Depuis la création de notre collectif, en 2010, nous parlons d’amour. Or le mot, l’idée, le concept peuvent sembler abstraits, usés, désarmés, kidnappés, noyés dans des mers de clichés. Mais l’amour chez nous est fort et fondamental ; il nous nourrit, abreuve, transporte au quotidien. Il se vit, s’agite, se tient comme un cap, une éthique (quinté)essentielle. De quoi notre amour est-il fait ? On essaie de vous l’expliquer. 

Notre amour est la fondation des reconstructions de nous-mêmes. En grandissant dans ce pays nous avons été happé⋅es dans une guerre de basse intensité incessante à l’école, la télé, dans les livres, les jeux, les films, la langue, la publicité, etc. Une guerre contre nous, nos lèvres, nos nez, nos fesses, nos peaux, nos âmes. À coup de dégradation, d’hypersexualisation, de spectacularisation. Cette guerre a scarifié nos miroirs aux âges où l’on tentait de se construire. Elle nous a cueilli⋅es au berceau à coup de remarques stupides, dans la classe, la cour de récréation et elle nous a poursuivi⋅es jusqu’à ce qu’elle devienne une partie de nous-mêmes.

Il n’existe pas d’autre remède à cela que l’amour ; la revalorisation de soi, d’un nous complexe, imparfait. Non pas à travers l’exhibition massive des plus classiquement beaux et belles d’entre nous. Non pas à travers l’élection au statut divin des sportif⋅ves, des artistes, des élu⋅es du spectacle poussé⋅es sous la lumière.

*

« On avait subi un lavage de cerveau complet et on ne le savait même pas. Nous embrassions des systèmes de valeurs blancs, des normes de beauté blanches et, parfois, nous intériorisions la perception que l’homme blanc avait de nous. Nous n’avions jamais eu accès à d’autres perspectives ou à d’autres critères de beauté. Depuis toute gosse, je me souviens avoir entendu des Noirs dire : « Les négros c’est de la merde. »
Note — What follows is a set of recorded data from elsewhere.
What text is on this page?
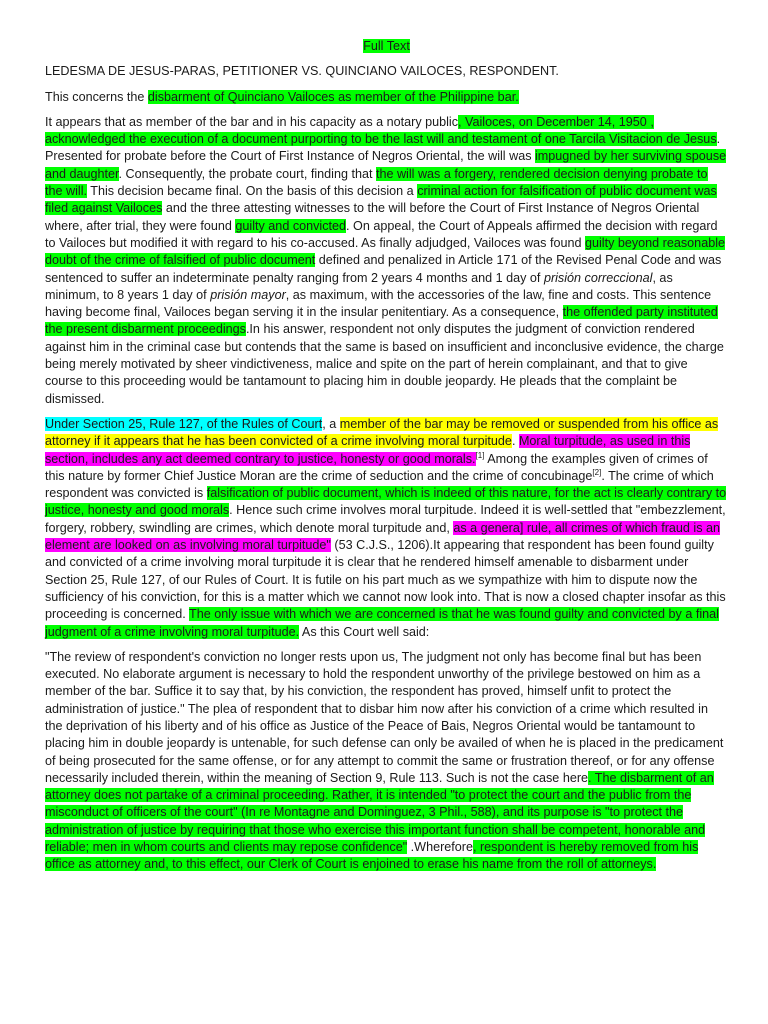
Full Text

LEDESMA DE JESUS-PARAS, PETITIONER VS. QUINCIANO VAILOCES, RESPONDENT.

This concerns the disbarment of Quinciano Vailoces as member of the Philippine bar.

It appears that as member of the bar and in his capacity as a notary public, Vailoces, on December 14, 1950 , acknowledged the execution of a document purporting to be the last will and testament of one Tarcila Visitacion de Jesus. Presented for probate before the Court of First Instance of Negros Oriental, the will was impugned by her surviving spouse and daughter. Consequently, the probate court, finding that the will was a forgery, rendered decision denying probate to the will. This decision became final. On the basis of this decision a criminal action for falsification of public document was filed against Vailoces and the three attesting witnesses to the will before the Court of First Instance of Negros Oriental where, after trial, they were found guilty and convicted. On appeal, the Court of Appeals affirmed the decision with regard to Vailoces but modified it with regard to his co-accused. As finally adjudged, Vailoces was found guilty beyond reasonable doubt of the crime of falsified of public document defined and penalized in Article 171 of the Revised Penal Code and was sentenced to suffer an indeterminate penalty ranging from 2 years 4 months and 1 day of prisión correccional, as minimum, to 8 years 1 day of prisión mayor, as maximum, with the accessories of the law, fine and costs. This sentence having become final, Vailoces began serving it in the insular penitentiary. As a consequence, the offended party instituted the present disbarment proceedings.In his answer, respondent not only disputes the judgment of conviction rendered against him in the criminal case but contends that the same is based on insufficient and inconclusive evidence, the charge being merely motivated by sheer vindictiveness, malice and spite on the part of herein complainant, and that to give course to this proceeding would be tantamount to placing him in double jeopardy. He pleads that the complaint be dismissed.

Under Section 25, Rule 127, of the Rules of Court, a member of the bar may be removed or suspended from his office as attorney if it appears that he has been convicted of a crime involving moral turpitude. Moral turpitude, as used in this section, includes any act deemed contrary to justice, honesty or good morals.[1] Among the examples given of crimes of this nature by former Chief Justice Moran are the crime of seduction and the crime of concubinage[2]. The crime of which respondent was convicted is falsification of public document, which is indeed of this nature, for the act is clearly contrary to justice, honesty and good morals. Hence such crime involves moral turpitude. Indeed it is well-settled that "embezzlement, forgery, robbery, swindling are crimes, which denote moral turpitude and, as a genera] rule, all crimes of which fraud is an element are looked on as involving moral turpitude" (53 C.J.S., 1206).It appearing that respondent has been found guilty and convicted of a crime involving moral turpitude it is clear that he rendered himself amenable to disbarment under Section 25, Rule 127, of our Rules of Court. It is futile on his part much as we sympathize with him to dispute now the sufficiency of his conviction, for this is a matter which we cannot now look into. That is now a closed chapter insofar as this proceeding is concerned. The only issue with which we are concerned is that he was found guilty and convicted by a final judgment of a crime involving moral turpitude. As this Court well said:

"The review of respondent's conviction no longer rests upon us, The judgment not only has become final but has been executed. No elaborate argument is necessary to hold the respondent unworthy of the privilege bestowed on him as a member of the bar. Suffice it to say that, by his conviction, the respondent has proved, himself unfit to protect the administration of justice." The plea of respondent that to disbar him now after his conviction of a crime which resulted in the deprivation of his liberty and of his office as Justice of the Peace of Bais, Negros Oriental would be tantamount to placing him in double jeopardy is untenable, for such defense can only be availed of when he is placed in the predicament of being prosecuted for the same offense, or for any attempt to commit the same or frustration thereof, or for any offense necessarily included therein, within the meaning of Section 9, Rule 113. Such is not the case here. The disbarment of an attorney does not partake of a criminal proceeding. Rather, it is intended "to protect the court and the public from the misconduct of officers of the court" (In re Montagne and Dominguez, 3 Phil., 588), and its purpose is "to protect the administration of justice by requiring that those who exercise this important function shall be competent, honorable and reliable; men in whom courts and clients may repose confidence" .Wherefore, respondent is hereby removed from his office as attorney and, to this effect, our Clerk of Court is enjoined to erase his name from the roll of attorneys.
Assata Shakur, Assata. Une Autobiographie, éditions PMN, 2018, traduction par le collectif Cases Rebelles

Nous croyons en l’embrassement généreux de nos mille et un teints de peau, sans jugement de valeur de trop ou de trop peu, de nos cheveux, nos traits, nos accents (sans s’en inventer en guise de posture). Dans l’embrassement de la belle hétérogénéité inclassable de nos corps, le dos définitivement tourné à l’inventaire par types, au tri ethnologique par ceux qui mesurèrent, photographièrent, zooifièrent.

Notre refus radical de nous laisser résumer, représenter, ethniciser, étalonner. Notre refus de trier.

Aimer. Aimer nos corps avec leurs pathologies. Les aimer sans validisme. Sans les obliger, les restreindre, les enfermer dans la danse, le sprint, la performance. La force. La jeunesse éternelle. Loin de l’agitation frénétique du spectaculaire et des cultures selfiesques. Hors de l’injonction à la conformation aux imaginaires esclavagistes et coloniaux. C’est tout un travail qui doit se penser, se dire, se faire, se réinventer mille fois. Parce que nous avons été insulté⋅es, violenté⋅es, attouché⋅es, ignoré⋅es, moqué⋅es du fait de ces corps et de ce que le système racial projetait sur nos âmes. Toute cette violence – il faut le reconnaître c’est vital – nous a contaminé⋅es, nous, nos habitudes ; elle a modelé nos réactions – ou nos incapacités à réagir, nos compensations, nos gestes, nos démarches, le ton de nos voix. Parfois elle habite nos mots et j’ai envie de hurler chaque fois qu’un⋅e des nôtres s’attaque à la négrophobie et s’empresse d’user du verbe « dénigrer » ou de son substantif. On ne se battra pas en continuant à employer tout ce champ lexical qui fait une équivalence entre noircir et dévaloriser – le sens du mot dénigrer.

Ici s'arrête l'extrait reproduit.